Streptomyces hygroscopicus Hygroscopicus, a member of family of Actinomycetes produces eponemycin a proteasome inhibitor that can inhibit Ubiquitin-Proteasome System (UPS) function in eukaryotic cell. Previous study showed that coronamycin, an active substrate isolated from Streptomyces sp. can act as anti-plasmodial, antibacterial, and antifungal, however the research did not show the mechanism of coronamycin in inhibiting the growth of Plasmodium. This research was done to reveal if eponemycin that is contained in metabolite extract of S. hygroscopicus can inhibit UPS function of Plasmodium berghei. This study was an experimental study using P. berghei infected Balb/C mice as malaria model. Samples were divided into 1 control group (group infected with P. berghei without treatment) and 3 treatment groups (mice infected with P. berghei and treated intra-peritoneal with metabolite extract of S. hygroscopicus dose 130 μg/kgBW, 580 μg/kgBW, and 2600 μg/kgBW for 5 days). The degree of parasitemia and morphology of the parasite were measured from the first day of malaria induction until the last treatment. The accumulation level of polyubiquitin was measured using Western blot and ELISA method. The degree of parasitemia on day 6 showed significant differences among treatment groups and control (p=0,000). Percentage of inhibition showed significant differences between control and group treated with metabolite extract of S. hygroscopicus 2600 μg/kgBW. An increasing dose of extract of S. hygroscopicus followed by an increasing of inhibition in parasite growth (r=0,850). Probit analysis showed that ED50 was 9.418 μg/kgBW. There was a change in morphology of the parasite after treatment. Parasite morphology became crisis form. There was an accumulation of polyubiquitinated protein in the group treated with metabolite extract of S. hygroscopicus 2600 μg/kgBW. It can be concluded that analog eponemycin in metabolite of S. hygroscopicus is a potential candidate for new malarial drug by inhibiting UPS function of the parasite and cause stress and dead of the parasite.
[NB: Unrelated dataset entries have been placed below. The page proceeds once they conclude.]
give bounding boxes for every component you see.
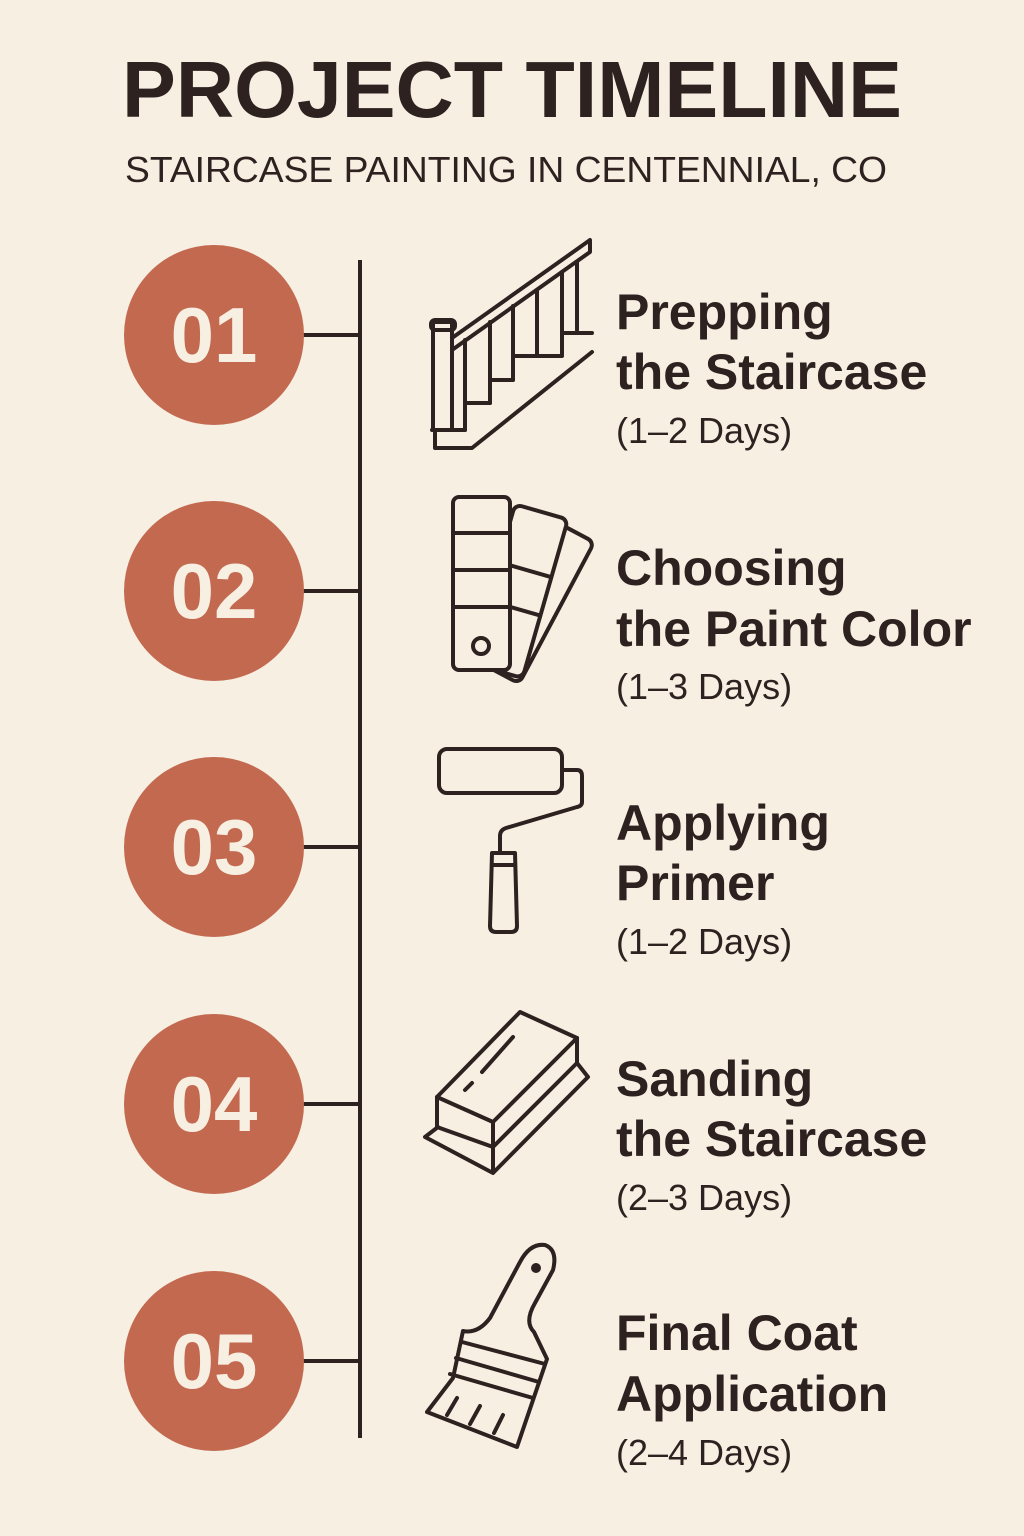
step 1 text: (1–2 Days) — [616, 410, 792, 451]
step 3 circle — [124, 757, 304, 937]
step 1 text — [616, 284, 927, 451]
step 2 text: (1–3 Days) — [616, 666, 792, 707]
title: PROJECT TIMELINE — [122, 45, 902, 134]
step 4 text: Sanding — [616, 1051, 813, 1107]
step 2 text — [616, 540, 972, 707]
icon: sanding block — [425, 1012, 588, 1173]
step 4 circle — [124, 1014, 304, 1194]
step 2 circle: 02 — [171, 547, 257, 635]
step 3 text: (1–2 Days) — [616, 921, 792, 962]
step 3 circle: 03 — [171, 803, 257, 891]
icon: staircase — [431, 240, 592, 448]
step 4 text — [616, 1051, 927, 1218]
step 5 text: (2–4 Days) — [616, 1432, 792, 1473]
step 3 text — [616, 795, 830, 962]
icon: paint brush — [427, 1245, 554, 1447]
timeline line — [300, 260, 360, 1438]
step 1 text: the Staircase — [616, 344, 927, 400]
step 2 text: the Paint Color — [616, 601, 972, 657]
icon: paint swatches — [453, 497, 594, 683]
step 5 text: Final Coat — [616, 1305, 858, 1361]
step 2 circle — [124, 501, 304, 681]
step 4 text: the Staircase — [616, 1111, 927, 1167]
step 5 circle — [124, 1271, 304, 1451]
step 1 text: Prepping — [616, 284, 833, 340]
step 1 circle — [124, 245, 304, 425]
step 2 text: Choosing — [616, 540, 847, 596]
step 5 text: Application — [616, 1366, 888, 1422]
step 1 circle: 01 — [171, 291, 257, 379]
step 5 circle: 05 — [171, 1317, 257, 1405]
icon: paint roller — [439, 749, 582, 932]
step 3 text: Applying — [616, 795, 830, 851]
step 5 text — [616, 1305, 888, 1473]
subtitle: STAIRCASE PAINTING IN CENTENNIAL, CO — [125, 149, 887, 190]
step 3 text: Primer — [616, 855, 774, 911]
step 4 text: (2–3 Days) — [616, 1177, 792, 1218]
step 4 circle: 04 — [171, 1060, 257, 1148]
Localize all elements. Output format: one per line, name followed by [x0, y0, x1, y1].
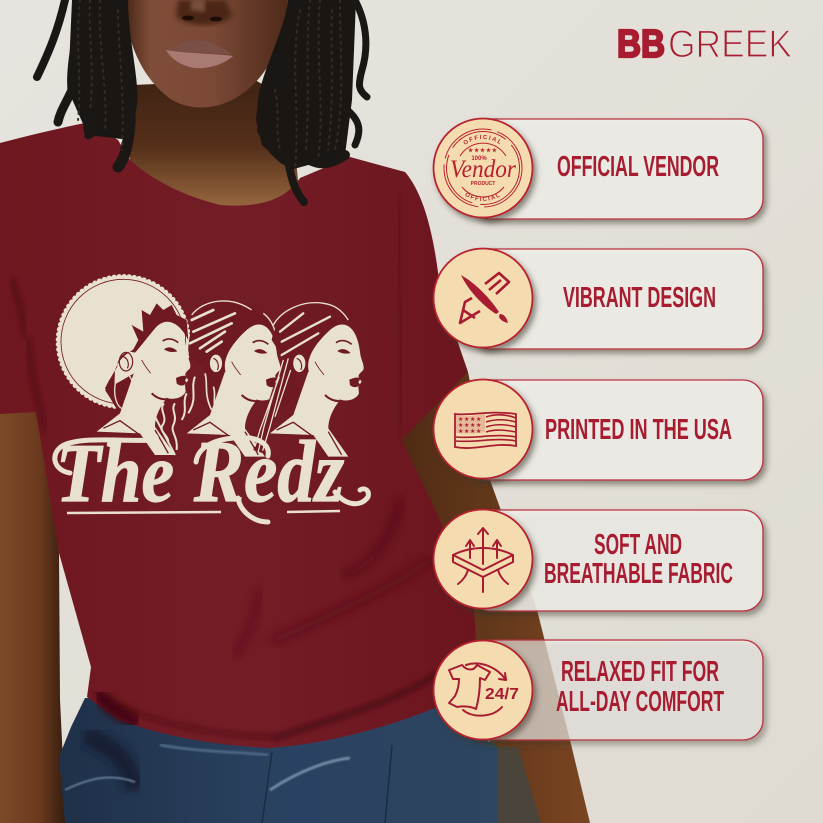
feature: soft and breathable fabric: [434, 510, 763, 611]
woman one hairline: [105, 303, 188, 397]
hoop earring: [115, 372, 133, 409]
title underline: [67, 511, 340, 513]
portrait group of three women: [58, 277, 364, 457]
label: SOFT AND: [594, 529, 682, 561]
icon: vendor stamp: OFFICIAL: [466, 192, 500, 201]
shirt folds: [12, 200, 435, 738]
title swashes: [55, 435, 368, 522]
woman three hair and head: [253, 303, 364, 457]
label: RELAXED FIT FOR: [561, 656, 719, 688]
icon: vendor stamp: [432, 118, 540, 226]
pill: [470, 640, 763, 740]
feature: official vendor: [432, 117, 771, 228]
afro hair: [58, 277, 188, 414]
icon: shirt 24/7: [434, 640, 532, 740]
wavy locks: [155, 377, 195, 455]
logo: [617, 23, 792, 66]
woman two hair and head: [187, 298, 280, 457]
left arm: [0, 410, 66, 823]
icon: pencil and brush: [434, 248, 532, 348]
logo: BB: [617, 23, 665, 66]
icon: shirt 24/7: 24/7: [485, 686, 519, 703]
icon: american flag: ★★★★: [458, 416, 482, 423]
feature: relaxed fit: [434, 640, 763, 740]
jeans folds: [65, 735, 392, 823]
label: OFFICIAL VENDOR: [557, 151, 719, 183]
icon: vendor stamp: PRODUCT: [471, 181, 495, 187]
pill: [470, 249, 763, 349]
label: [556, 656, 724, 718]
right arm: [380, 372, 590, 823]
face: [126, 0, 288, 108]
wall shadow behind jeans: [490, 720, 550, 823]
icon: american flag: ★★★★: [458, 422, 482, 429]
woman one head: [97, 323, 190, 455]
hair dreadlocks: [37, 0, 367, 202]
pill: [470, 119, 763, 219]
pill: [470, 380, 763, 480]
icon: vendor stamp: OFFICIAL: [464, 134, 500, 144]
jeans: [59, 698, 497, 823]
icon: breathable fabric: [434, 510, 532, 608]
t-shirt: [0, 122, 476, 748]
feature: vibrant design: [434, 248, 763, 349]
nose and lips: [166, 0, 233, 68]
shirt graphic: the redz: Redz: [193, 424, 344, 521]
label: VIBRANT DESIGN: [563, 282, 716, 314]
icon: american flag: ★★★★: [458, 428, 482, 435]
icon: vendor stamp: 100%: [471, 156, 487, 162]
pill: [470, 510, 763, 611]
icon: vendor stamp: Vendor: [450, 156, 516, 183]
title script: The: [56, 427, 174, 520]
icon: vendor stamp: ★★★★★: [468, 147, 498, 154]
icon: american flag: [434, 380, 532, 478]
neck: [128, 80, 300, 215]
feature: printed in the usa: [434, 380, 763, 480]
logo: GREEK: [668, 23, 792, 66]
model photo: [0, 0, 590, 823]
shirt graphic: the redz: [55, 277, 368, 522]
label: [544, 529, 733, 590]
吸水链霉菌,放线菌家族的一员,可产生埃坡霉素,一种蛋白酶体抑制剂,能抑制真核细胞中的泛素 - 蛋白酶体系统(UPS)功能。先前的研究表明,从链霉菌属分离出的活性底物冠霉素可起到抗疟原虫、抗菌和抗真菌的作用,然而该研究并未表明冠霉素抑制疟原虫生长的机制。本研究旨在揭示吸水链霉菌代谢物提取物中所含的埃坡霉素是否能抑制伯氏疟原虫的UPS功能。本研究是以感染伯氏疟原虫的Balb/C小鼠作为疟疾模型的实验研究。样本分为1个对照组(感染伯氏疟原虫未治疗组)和3个治疗组(感染伯氏疟原虫并腹腔注射剂量为130 μg/kg体重、580 μg/kg体重和2600 μg/kg体重的吸水链霉菌代谢物提取物,持续5天)。从疟疾诱导的第一天到最后一次治疗,测量疟原虫血症程度和寄生虫形态。使用蛋白质免疫印迹法和酶联免疫吸附测定法测量多聚泛素的积累水平。第6天的疟原虫血症程度在治疗组和对照组之间显示出显著差异(p = 0.000)。抑制百分比在对照组和用2600 μg/kg体重的吸水链霉菌代谢物提取物治疗的组之间显示出显著差异。吸水链霉菌提取物剂量增加,随后寄生虫生长抑制增加(r = 0.850)。概率分析表明,半数有效剂量(ED50)为9.418 μg/kg体重。治疗后寄生虫形态发生了变化。寄生虫形态变为危机形态。在用2600 μg/kg体重的吸水链霉菌代谢物提取物治疗的组中存在多聚泛素化蛋白的积累。可以得出结论,吸水链霉菌代谢物中的类似物埃坡霉素是一种潜在的新型抗疟药物候选物,它通过抑制寄生虫的UPS功能,导致寄生虫应激和死亡。